Валя восхищенно слушала.
Вася примолк, утомившись работать ножовкой, смахнул с носа опилки.
– Фасечка, ты так много знаешь, – сказала Валя. – Против кого ты все время говоришь?
– Да про Обло-Стозевно-и-Лаяй.
Валя поежилась.
– Ой…
– Еще бы, – согласился он, примеривая отпиленную доску к двери. – Чудище хитрое, изворотливое. Под предлогом защиты обирает новозеландцев, бодается рогом со всем миром, чтобы еще страшнее было.
– А у него рог есть?
– А как же.
– Один? – уточнила Валя.
Вася на миг задумался.
– Нет, тогда это будет единорог – зверь благородный, а этот зверь паршивый, вонючий, с прилипшим к шерсти дерьмом. Два у него рога. И два подбородка.
– Черт? – спросила Валя.
– Черт – детская выдумка против него. Нет, у него рога не параллельно, а перпендикулярно.
– Как это? – не поняла Валя.
– Так, – сказал Вася и приложил к носу одну ладонь, к ней вторую.
– Как у этого… ну… ну… такого… в панцирях… маленькие глазенки.
– Носорога?
– Да! – воскликнула Валя и захлопала в ладоши.
– Ну… может, чуть и смахивает, – сказал Вася, – но только настоящий носорог невиннейшее создание, а Обло-Лаяй – монстр выбивания денег. А что еще надо попам и министрам? Бизнесменам? Генералам?.. А носорогу ничего не надо, лишь бы не мешали пастись.
– Он травку кушает?
– Да уж не детей со старухами и прочей голытьбой.

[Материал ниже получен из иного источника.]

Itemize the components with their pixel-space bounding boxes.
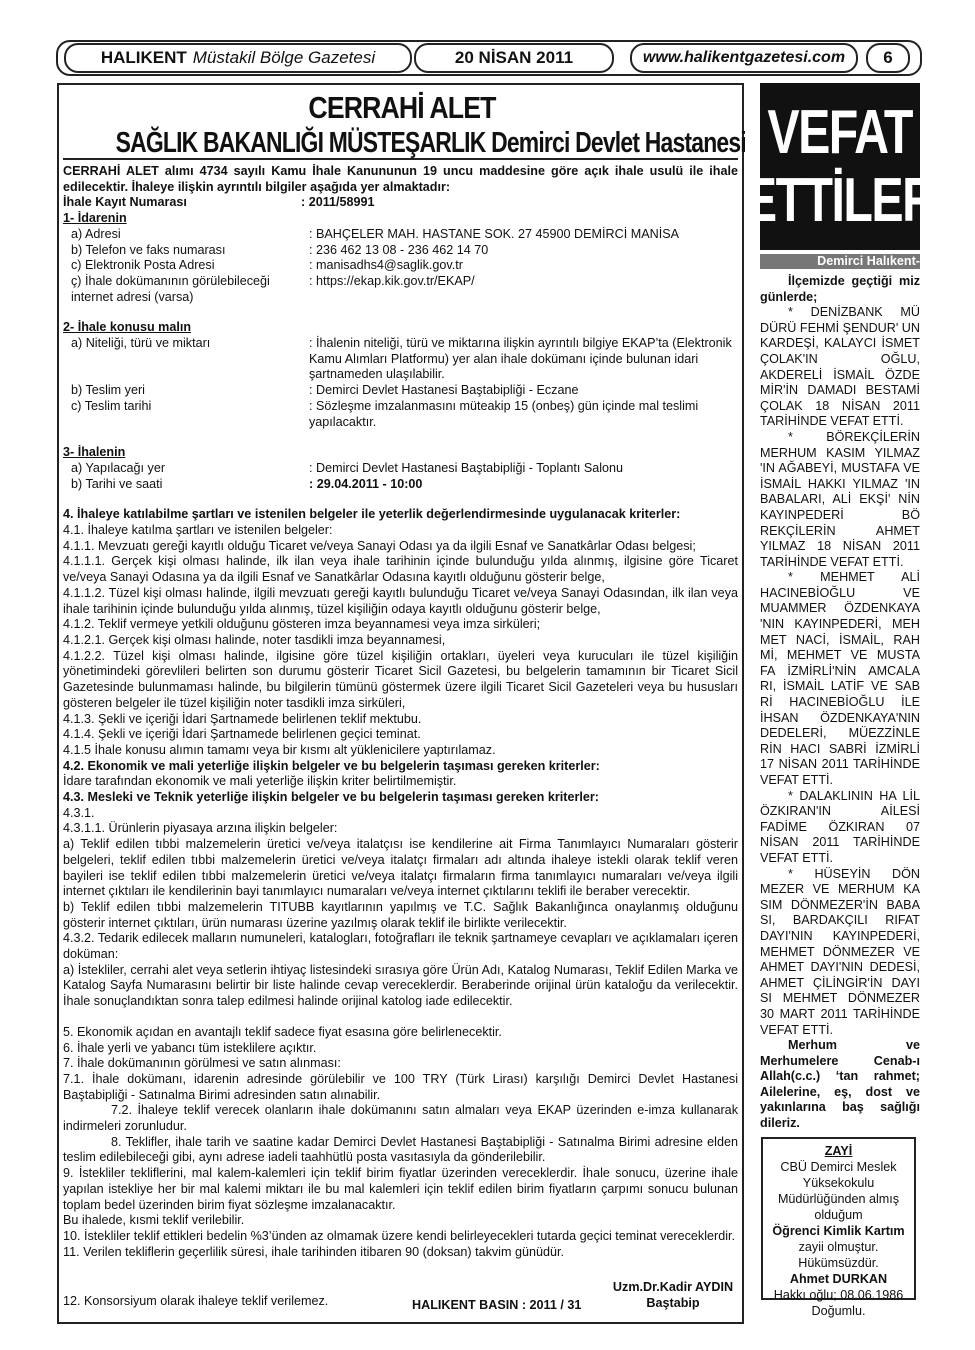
criteria-paragraph: 4.1.4. Şekli ve içeriği İdari Şartnamede belirlenen geçici teminat.: [63, 727, 421, 742]
page-number: 6: [866, 43, 910, 73]
last-item: 12. Konsorsiyum olarak ihaleye teklif verilemez.: [63, 1294, 329, 1308]
criteria-paragraph: 4.3.1.: [63, 805, 95, 820]
obituary-entry: * DENİZBANK MÜ DÜRÜ FEHMİ ŞENDUR' UN KARDEŞİ, KALAYCI İSMET ÇOLAK'IN OĞLU, AKDERELİ İSMAİL ÖZDE MİR'İN DAMADI BESTAMİ ÇOLAK 18 NİSAN 2011 TARİHİNDE VEFAT ETTİ.: [760, 305, 920, 429]
criteria-paragraph: b) Teklif edilen tıbbi malzemelerin TITUBB kayıtlarının yapılmış ve T.C. Sağlık Bakanlığınca onaylanmış olduğunu gösterir internet çıktıları, ürün numarası üzerine yazılmış olarak teklif ile birlikte verilecektir.: [63, 899, 738, 930]
criteria-paragraph: İdare tarafından ekonomik ve mali yeterliğe ilişkin kriter belirtilmemiştir.: [63, 774, 457, 789]
criteria-paragraphs: [63, 507, 738, 1260]
admin-key: a) Adresi: [71, 226, 121, 241]
criteria-paragraph: 4.1. İhaleye katılma şartları ve istenilen belgeler:: [63, 523, 333, 538]
goods-value: : Sözleşme imzalanmasını müteakip 15 (onbeş) gün içinde mal teslimi yapılacaktır.: [309, 398, 699, 429]
ekap-link[interactable]: : https://ekap.kik.gov.tr/EKAP/: [309, 273, 475, 288]
notice-title: CERRAHİ ALET: [308, 90, 496, 125]
section-3-heading: 3- İhalenin: [63, 445, 126, 460]
criteria-paragraph: 4.3.1.1. Ürünlerin piyasaya arzına ilişkin belgeler:: [63, 821, 338, 836]
criteria-paragraph: 4.1.2.2. Tüzel kişi olması halinde, ilgisine göre tüzel kişiliğin ortakları, üyeleri veya kurucuları ile tüzel kişiliğin yönetimindeki görevlileri belirten son durumu gösterir Ticaret Sicil Gazetesi, bu belgelerin tamamının bir Ticaret Sicil Gazetesinde bulunmaması halinde, bu bilgilerin tümünü göstermek üzere ilgili Ticaret Sicil Gazeteleri veya bu hususları gösteren belgeler ile tüzel kişiliğin noter tasdikli imza sirküleri,: [63, 648, 738, 710]
tender-value: : Demirci Devlet Hastanesi Baştabipliği - Toplantı Salonu: [309, 460, 624, 475]
admin-email[interactable]: : manisadhs4@saglik.gov.tr: [309, 258, 463, 273]
obituary-entry: * BÖREKÇİLERİN MERHUM KASIM YILMAZ 'IN AĞABEYİ, MUSTAFA VE İSMAİL HAKKI YILMAZ 'IN BABALARI, ALİ EKŞİ' NİN KAYINPEDERİ BÖ REKÇİLERİN AHMET YILMAZ 18 NİSAN 2011 TARİHİNDE VEFAT ETTİ.: [760, 429, 920, 569]
criteria-paragraph: 4.1.1.1. Gerçek kişi olması halinde, ilk ilan veya ihale tarihinin içinde bulunduğu yılda alınmış, ilgisine göre Ticaret ve/veya Sanayi Odasına ya da ilgili Esnaf ve Sanatkârlar Odasına kayıtlı olduğunu gösterir belge,: [63, 554, 738, 585]
obituary-title-line1: VEFAT: [767, 97, 913, 167]
criteria-paragraph: 4.1.1. Mevzuatı gereği kayıtlı olduğu Ticaret ve/veya Sanayi Odası ya da ilgili Esnaf ve Sanatkârlar Odası belgesi;: [63, 538, 696, 553]
admin-value: : 236 462 13 08 - 236 462 14 70: [309, 242, 489, 257]
notice-intro: CERRAHİ ALET alımı 4734 sayılı Kamu İhale Kanununun 19 uncu maddesine göre açık ihale usulü ile ihale edilecektir. İhaleye ilişkin ayrıntılı bilgiler aşağıda yer almaktadır:: [63, 164, 738, 194]
criteria-paragraph: 10. İstekliler teklif ettikleri bedelin %3’ünden az olmamak üzere kendi belirleyecekleri tutarda geçici teminat vereceklerdir.: [63, 1229, 735, 1243]
admin-row: [63, 274, 738, 305]
signatory-name: Uzm.Dr.Kadir AYDIN: [612, 1280, 734, 1294]
goods-row: [63, 399, 738, 430]
notice-subtitle: SAĞLIK BAKANLIĞI MÜSTEŞARLIK Demirci Devlet Hastanesi: [115, 127, 746, 159]
lost-item: Öğrenci Kimlik Kartım: [772, 1224, 905, 1238]
registration-label: İhale Kayıt Numarası: [63, 195, 187, 210]
admin-key: c) Elektronik Posta Adresi: [71, 258, 215, 273]
issue-date: 20 NİSAN 2011: [414, 43, 614, 73]
tender-row: [63, 477, 738, 493]
criteria-paragraph: 11. Verilen tekliflerin geçerlilik süresi, ihale tarihinden itibaren 90 (doksan) takvim günüdür.: [63, 1244, 564, 1259]
signature-block: [609, 1279, 737, 1311]
criteria-paragraph: Bu ihalede, kısmi teklif verilebilir.: [63, 1213, 245, 1228]
obituary-entry: * HÜSEYİN DÖN MEZER VE MERHUM KA SIM DÖNMEZER'İN BABA SI, BARDAKÇILI RIFAT DAYI'NIN KAYINPEDERİ, MEHMET DÖNMEZER VE AHMET DAYI'NIN DEDESİ, AHMET ÇİLİNGİR'İN DAYI SI MEHMET DÖNMEZER 30 MART 2011 TARİHİNDE VEFAT ETTİ.: [760, 866, 920, 1037]
website-link[interactable]: www.halikentgazetesi.com: [630, 43, 858, 73]
goods-key: a) Niteliği, türü ve miktarı: [71, 336, 211, 351]
section-1-heading: 1- İdarenin: [63, 211, 127, 226]
lost-id-notice: [761, 1137, 916, 1318]
notice-body: [63, 164, 738, 1260]
goods-key: b) Teslim yeri: [71, 383, 145, 398]
registration-value: : 2011/58991: [301, 195, 375, 210]
admin-value: : BAHÇELER MAH. HASTANE SOK. 27 45900 DEMİRCİ MANİSA: [309, 226, 679, 241]
obituary-intro: İlçemizde geçtiği miz günlerde;: [760, 274, 920, 304]
obituary-title-line2: ETTİLER: [744, 165, 936, 235]
criteria-paragraph: 5. Ekonomik açıdan en avantajlı teklif sadece fiyat esasına göre belirlenecektir.: [63, 1024, 502, 1039]
criteria-paragraph: a) İstekliler, cerrahi alet veya setlerin ihtiyaç listesindeki sırasıya göre Ürün Adı, Katalog Numarası, Teklif Edilen Marka ve Katalog Sayfa Numarasını belirtir bir liste halinde cevap vereceklerdir. Beraberinde orijinal ürün kataloğu da verilecektir. İhale sonuçlandıktan sonra talep edilmesi halinde orijinal katolog iade edilecektir.: [63, 962, 738, 1009]
tender-value: : 29.04.2011 - 10:00: [309, 476, 423, 491]
goods-key: c) Teslim tarihi: [71, 398, 152, 413]
signatory-title: Baştabip: [646, 1296, 700, 1310]
lost-notice-text: CBÜ Demirci Meslek Yüksekokulu Müdürlüğünden almış olduğum: [777, 1160, 900, 1222]
registration-row: [63, 195, 738, 211]
criteria-paragraph: 8. Teklifler, ihale tarih ve saatine kadar Demirci Devlet Hastanesi Baştabipliği - Satınalma Birimi adresine elden teslim edilebileceği gibi, aynı adrese iadeli taahhütlü posta vasıtasıyla da gönderilebilir.: [63, 1134, 738, 1165]
criteria-paragraph: 7.1. İhale dokümanı, idarenin adresinde görülebilir ve 100 TRY (Türk Lirası) karşılığı Demirci Devlet Hastanesi Baştabipliği - Satınalma Birimi adresinden satın alınabilir.: [63, 1071, 738, 1102]
tender-key: a) Yapılacağı yer: [71, 460, 166, 475]
admin-key: b) Telefon ve faks numarası: [71, 242, 226, 257]
lost-notice-title: ZAYİ: [824, 1144, 853, 1158]
criteria-paragraph: 4.1.3. Şekli ve içeriği İdari Şartnamede belirlenen teklif mektubu.: [63, 711, 422, 726]
criteria-paragraph: 6. İhale yerli ve yabancı tüm isteklilere açıktır.: [63, 1040, 317, 1055]
obituary-entry: * MEHMET ALİ HACINEBİOĞLU VE MUAMMER ÖZDENKAYA 'NIN KAYINPEDERİ, MEH MET NACİ, İSMAİL, RAH Mİ, MEHMET VE MUSTA FA İZMİRLİ'NİN AMCALA RI, İSMAİL LATİF VE SAB Rİ HACINEBİOĞLU İLE İHSAN ÖZDENKAYA'NIN DEDELERİ, MÜEZZİNLE RİN HACI SABRİ İZMİRLİ 17 NİSAN 2011 TARİHİNDE VEFAT ETTİ.: [760, 570, 920, 787]
admin-key: ç) İhale dokümanının görülebileceği internet adresi (varsa): [71, 273, 270, 304]
criteria-paragraph: 7. İhale dokümanının görülmesi ve satın alınması:: [63, 1056, 341, 1071]
lost-notice-status: zayii olmuştur. Hükümsüzdür.: [798, 1240, 879, 1270]
obituary-entry: * DALAKLININ HA LİL ÖZKIRAN'IN AİLESİ FADİME ÖZKIRAN 07 NİSAN 2011 TARİHİNDE VEFAT ETTİ.: [760, 788, 920, 865]
owner-name: Ahmet DURKAN: [789, 1272, 888, 1286]
criteria-paragraph: a) Teklif edilen tıbbi malzemelerin üretici ve/veya italatçısı ise kendilerine ait Firma Tanımlayıcı Numaraları gösterir belgeleri, teklif edilen tıbbi malzemelerin üretici ve/veya italatçı firmaları adı altında ihaleye istekli olarak teklif veren bayileri ise teklif edilen tıbbi malzemelerin üretici ve/veya italatçı firmaların firma tanımlayıcı numaraları ve/veya ilgili internet çıktıları ile kendilerinin bayi tanımlayıcı numaraları ve/veya internet çıktılarını teklifi ile beraber verecektir.: [63, 837, 738, 899]
criteria-paragraph: 4. İhaleye katılabilme şartları ve istenilen belgeler ile yeterlik değerlendirmesinde uygulanacak kriterler:: [63, 507, 681, 522]
criteria-paragraph: 4.1.1.2. Tüzel kişi olması halinde, ilgili mevzuatı gereği kayıtlı bulunduğu Ticaret ve/veya Sanayi Odasından, ilk ilan veya ihale tarihinin içinde bulunduğu yılda alınmış, tüzel kişiliğin odaya kayıtlı olduğunu gösterir belge,: [63, 585, 738, 616]
press-code: HALIKENT BASIN : 2011 / 31: [412, 1298, 582, 1312]
goods-value: : Demirci Devlet Hastanesi Baştabipliği - Eczane: [309, 383, 579, 398]
admin-row: [63, 227, 738, 243]
obituary-source: Demirci Halıkent-: [760, 254, 920, 269]
criteria-paragraph: 9. İstekliler tekliflerini, mal kalem-kalemleri için teklif birim fiyatlar üzerinden vereceklerdir. İhale sonucu, üzerine ihale yapılan istekliye her bir mal kalemi miktarı ile bu mal kalemleri için teklif edilen birim fiyatların çarpımı sonucu bulunan toplam bedel üzerinden birim fiyat sözleşme imzalanacaktır.: [63, 1166, 738, 1212]
section-2-heading: 2- İhale konusu malın: [63, 320, 192, 335]
criteria-paragraph: 4.3. Mesleki ve Teknik yeterliğe ilişkin belgeler ve bu belgelerin taşıması gereken kriterler:: [63, 790, 599, 805]
tender-key: b) Tarihi ve saati: [71, 476, 163, 491]
criteria-paragraph: 4.1.2.1. Gerçek kişi olması halinde, noter tasdikli imza beyannamesi,: [63, 632, 446, 647]
criteria-paragraph: 4.1.2. Teklif vermeye yetkili olduğunu gösteren imza beyannamesi veya imza sirküleri;: [63, 617, 541, 632]
admin-row: [63, 258, 738, 274]
obituary-closing: Merhum ve Merhumelere Cenab-ı Allah(c.c.) ‘tan rahmet; Ailelerine, eş, dost ve yakınlarına baş sağlığı dileriz.: [760, 1038, 920, 1131]
admin-row: [63, 243, 738, 259]
paper-name-pill: [64, 43, 412, 73]
criteria-paragraph: 4.1.5 İhale konusu alımın tamamı veya bir kısmı alt yüklenicilere yaptırılamaz.: [63, 742, 496, 757]
paper-subtitle: Müstakil Bölge Gazetesi: [192, 48, 376, 67]
obituary-banner: [744, 83, 936, 250]
goods-row: [63, 336, 738, 383]
criteria-paragraph: 4.2. Ekonomik ve mali yeterliğe ilişkin belgeler ve bu belgelerin taşıması gereken kriterler:: [63, 758, 600, 773]
goods-value: : İhalenin niteliği, türü ve miktarına ilişkin ayrıntılı bilgiye EKAP’ta (Elektronik Kamu Alımları Platformu) yer alan ihale dokümanı içinde bulunan idari şartnameden ulaşılabilir.: [309, 336, 732, 382]
title-divider: [63, 158, 738, 160]
paper-name: HALIKENT: [100, 48, 187, 67]
obituary-column: [760, 274, 920, 1132]
tender-row: [63, 461, 738, 477]
criteria-paragraph: 4.3.2. Tedarik edilecek malların numuneleri, katalogları, fotoğrafları ile teknik şartnameye cevapları ve açıklamaları içeren doküman:: [63, 931, 738, 962]
owner-details: Hakkı oğlu; 08.06.1986 Doğumlu.: [773, 1288, 904, 1318]
criteria-paragraph: 7.2. İhaleye teklif verecek olanların ihale dokümanını satın almaları veya EKAP üzerinden e-imza kullanarak indirmeleri zorunludur.: [63, 1103, 738, 1134]
goods-row: [63, 383, 738, 399]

– И ты… мы… от него убегаем? – спросила Валя.
Вася ничего не сказал, еще подпилил доску и принялся ее приколачивать к двери.
Солнце редко появлялось в небе, но снега все равно таяли, поля лежали уже темные, курились в полдень, а снег серел по оврагам да на северных склонах взгорков. Однажды Валя вошла в шед и сказала, что река двинулась. Вася пошел на берег смотреть. Точно, река вскрылась, как дивная вена, и по черной воде поплыли гипсовые обломки и куски ваты, бинтов. Это было выздоровление после затяжной нудной болезни холодов да снегов. Ноздри острого Васиного носа трепетали, ярко проступали веснушки, глаза пьяно синели. Он тихо посмеивался, посмеивался, пока не расхохотался в полный голос… Оглянулся.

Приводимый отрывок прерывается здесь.